I would not have let any of my bridesmaids pay for their outfits!! I chose the dresses and therefore I should pay for them! I had them made as I had a set idea of what I wanted. There is no way I would have made other people pay!

I really don't think the onus is on you to offer to pay. If people choose to have bridesmaids then they should fully expect to pay for their dresses. Maybe if they are adult bridesmaids who are chosing their own dresses it is different.

If you really feel you should contribute then offer to pay for her hair or shoes or something.

mousiemousie · 10/02/2007 20:36

So far neither bride has asked for anything but I thought it was traditional and expected for bridesmaids to pay for their own outfits...and there are 2 bridesmaids at the first wedding and 3 at the second so they need to match each other therefore 1 dress for both won't really work!

OP posts:
yorkshirelass79 · 10/02/2007 20:36

Message withdrawn

taylormama · 10/02/2007 20:37

when i had my bridesmaids i got v reasonable outfits and spoke to the mums so it would be something they could wear again (as they paid). I paid for their accesories etc ... £200 sounds a lot for an outfit...

Fillyjonk · 10/02/2007 20:39

no, i've been a bridesmaid 4 or 5 times (only girl cousin...) and NEVER paid

only time I paid was once, for friend, as an adult, when it was all very informal and wearing own clothes anyway.

MrsBadger · 10/02/2007 20:39

and yes, I paid for my own bridesmaids' dresses and hair but not their shoes, and when I was a bridesmaid had my dress and hair paid for.

Try and seperate the specific being-a-bridesmaid costs from the you-and-DH-going-to-the-wedding costs. The former should be met by the bride and the latter you'd be paying whether dd was a bridesmaid or not, so you shouldn't end up out of pocket.

mousiemousie · 10/02/2007 20:40

If I offered £100 towards the cost of each would this be either mean or insulting?

I don't want to offend anyone and this seems to be a social minefield...I really thought it was traditional for the bridesmaid to pay all their own costs?

OP posts:
LaDiDaDi · 10/02/2007 20:40

I was a bridesmaid as a child and I'm sure that my mum didn't pay for my dress. Similarly when I married ex-h we had 4 bridesmaids, 3 children and 1 adult, none of them paid for a thing.

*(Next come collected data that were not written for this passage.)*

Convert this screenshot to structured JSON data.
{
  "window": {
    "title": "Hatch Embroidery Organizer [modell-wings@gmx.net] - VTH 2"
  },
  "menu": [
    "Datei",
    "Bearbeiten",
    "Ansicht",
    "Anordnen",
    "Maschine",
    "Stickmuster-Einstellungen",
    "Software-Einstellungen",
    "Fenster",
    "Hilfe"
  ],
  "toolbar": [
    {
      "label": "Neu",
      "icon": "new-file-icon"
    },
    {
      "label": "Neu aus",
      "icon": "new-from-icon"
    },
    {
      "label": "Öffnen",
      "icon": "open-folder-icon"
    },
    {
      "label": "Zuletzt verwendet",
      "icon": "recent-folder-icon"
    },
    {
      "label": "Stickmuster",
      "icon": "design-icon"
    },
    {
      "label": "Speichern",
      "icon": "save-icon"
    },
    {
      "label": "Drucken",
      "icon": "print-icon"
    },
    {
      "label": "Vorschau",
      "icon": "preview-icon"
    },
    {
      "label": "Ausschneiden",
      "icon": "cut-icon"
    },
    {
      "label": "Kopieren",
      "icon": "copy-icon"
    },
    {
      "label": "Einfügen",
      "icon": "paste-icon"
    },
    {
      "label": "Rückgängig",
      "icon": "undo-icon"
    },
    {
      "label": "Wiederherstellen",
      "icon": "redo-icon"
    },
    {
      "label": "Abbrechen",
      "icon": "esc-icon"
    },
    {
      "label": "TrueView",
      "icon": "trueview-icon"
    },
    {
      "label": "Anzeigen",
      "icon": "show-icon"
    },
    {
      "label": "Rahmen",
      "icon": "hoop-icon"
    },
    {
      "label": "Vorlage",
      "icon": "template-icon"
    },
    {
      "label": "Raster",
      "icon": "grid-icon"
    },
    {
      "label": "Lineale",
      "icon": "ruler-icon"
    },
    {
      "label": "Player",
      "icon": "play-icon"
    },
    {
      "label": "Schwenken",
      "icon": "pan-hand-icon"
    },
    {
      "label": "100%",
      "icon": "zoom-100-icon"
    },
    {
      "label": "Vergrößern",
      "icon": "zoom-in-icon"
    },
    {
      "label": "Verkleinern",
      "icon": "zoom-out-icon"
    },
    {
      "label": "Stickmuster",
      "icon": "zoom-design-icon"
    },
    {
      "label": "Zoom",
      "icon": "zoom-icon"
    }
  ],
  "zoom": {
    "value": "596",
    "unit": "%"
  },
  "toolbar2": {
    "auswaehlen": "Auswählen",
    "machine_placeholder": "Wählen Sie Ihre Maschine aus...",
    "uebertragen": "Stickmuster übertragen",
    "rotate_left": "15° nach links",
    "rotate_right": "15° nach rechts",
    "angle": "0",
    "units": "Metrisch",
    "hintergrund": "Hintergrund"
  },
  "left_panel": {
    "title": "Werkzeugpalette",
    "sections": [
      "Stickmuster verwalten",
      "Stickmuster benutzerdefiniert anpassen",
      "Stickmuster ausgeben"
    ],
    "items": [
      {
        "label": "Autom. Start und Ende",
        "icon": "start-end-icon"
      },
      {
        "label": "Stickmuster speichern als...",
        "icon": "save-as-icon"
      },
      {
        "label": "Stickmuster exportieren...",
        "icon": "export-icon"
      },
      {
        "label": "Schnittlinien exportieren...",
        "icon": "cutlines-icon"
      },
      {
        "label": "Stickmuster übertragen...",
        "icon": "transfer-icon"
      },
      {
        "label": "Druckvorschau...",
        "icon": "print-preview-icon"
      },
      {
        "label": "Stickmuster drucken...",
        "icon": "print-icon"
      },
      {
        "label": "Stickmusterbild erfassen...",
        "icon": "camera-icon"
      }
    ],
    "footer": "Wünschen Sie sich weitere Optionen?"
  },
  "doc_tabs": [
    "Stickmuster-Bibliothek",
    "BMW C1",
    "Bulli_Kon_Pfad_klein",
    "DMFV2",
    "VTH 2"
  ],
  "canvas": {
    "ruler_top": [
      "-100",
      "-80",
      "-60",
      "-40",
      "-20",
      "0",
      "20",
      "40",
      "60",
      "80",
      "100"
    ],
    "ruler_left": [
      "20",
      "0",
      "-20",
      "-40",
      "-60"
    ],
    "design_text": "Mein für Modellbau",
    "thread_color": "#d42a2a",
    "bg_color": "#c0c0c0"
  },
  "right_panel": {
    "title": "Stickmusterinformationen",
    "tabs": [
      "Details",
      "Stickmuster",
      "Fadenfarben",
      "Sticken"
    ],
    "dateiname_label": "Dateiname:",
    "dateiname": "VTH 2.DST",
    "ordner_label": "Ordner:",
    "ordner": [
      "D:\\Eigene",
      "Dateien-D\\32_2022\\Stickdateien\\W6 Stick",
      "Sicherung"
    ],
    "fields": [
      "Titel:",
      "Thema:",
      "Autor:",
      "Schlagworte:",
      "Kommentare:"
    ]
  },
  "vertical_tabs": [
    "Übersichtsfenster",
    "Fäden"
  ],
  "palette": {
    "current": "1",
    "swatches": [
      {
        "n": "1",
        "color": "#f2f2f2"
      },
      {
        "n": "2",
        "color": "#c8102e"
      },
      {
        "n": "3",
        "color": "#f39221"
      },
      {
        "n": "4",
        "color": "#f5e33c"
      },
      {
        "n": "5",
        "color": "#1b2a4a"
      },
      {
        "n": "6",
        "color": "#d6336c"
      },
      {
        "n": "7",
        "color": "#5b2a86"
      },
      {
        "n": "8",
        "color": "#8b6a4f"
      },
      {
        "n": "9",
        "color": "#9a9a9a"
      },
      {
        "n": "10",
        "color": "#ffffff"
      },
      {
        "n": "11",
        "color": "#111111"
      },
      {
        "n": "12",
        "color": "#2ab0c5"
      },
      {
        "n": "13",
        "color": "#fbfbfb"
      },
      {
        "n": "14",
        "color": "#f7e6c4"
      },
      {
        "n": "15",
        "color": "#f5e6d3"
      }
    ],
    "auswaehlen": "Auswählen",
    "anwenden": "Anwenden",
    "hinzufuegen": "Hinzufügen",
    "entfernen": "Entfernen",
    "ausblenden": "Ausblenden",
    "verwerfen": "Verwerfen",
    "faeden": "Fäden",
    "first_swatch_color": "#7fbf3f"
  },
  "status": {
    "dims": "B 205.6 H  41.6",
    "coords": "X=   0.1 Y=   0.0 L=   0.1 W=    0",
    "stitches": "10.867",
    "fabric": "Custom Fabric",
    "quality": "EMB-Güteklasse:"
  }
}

A friend of mine is gettingmarried next year and has lots of young girls in her family so she is going to ask her eldest sister to pay for her dd's dresses in lieu of a wedding present.

NurseyJo · 10/02/2007 20:41

This reply has been deleted

Message withdrawn

MrsBadger · 10/02/2007 20:41

don't offer them anything!

stop now!

it's not traditional at all, you're being a mug!

Fillyjonk · 10/02/2007 20:43

It really depends how well you know them

but, if each dress is around £200...it must be a fairly posh wedding? so am presuming money isn't tight.

tescos...£20...

cece · 10/02/2007 20:45

I paid for all of my bridesmaids clothes and hair. They paid for their hair clips etc - whatever they wanted and their own shoes. But they were just black... so easy.

chlochlo · 10/02/2007 20:53

I'm having 3 bridesmaids at my wedding in may and I wouldn't expect them to pay for anything.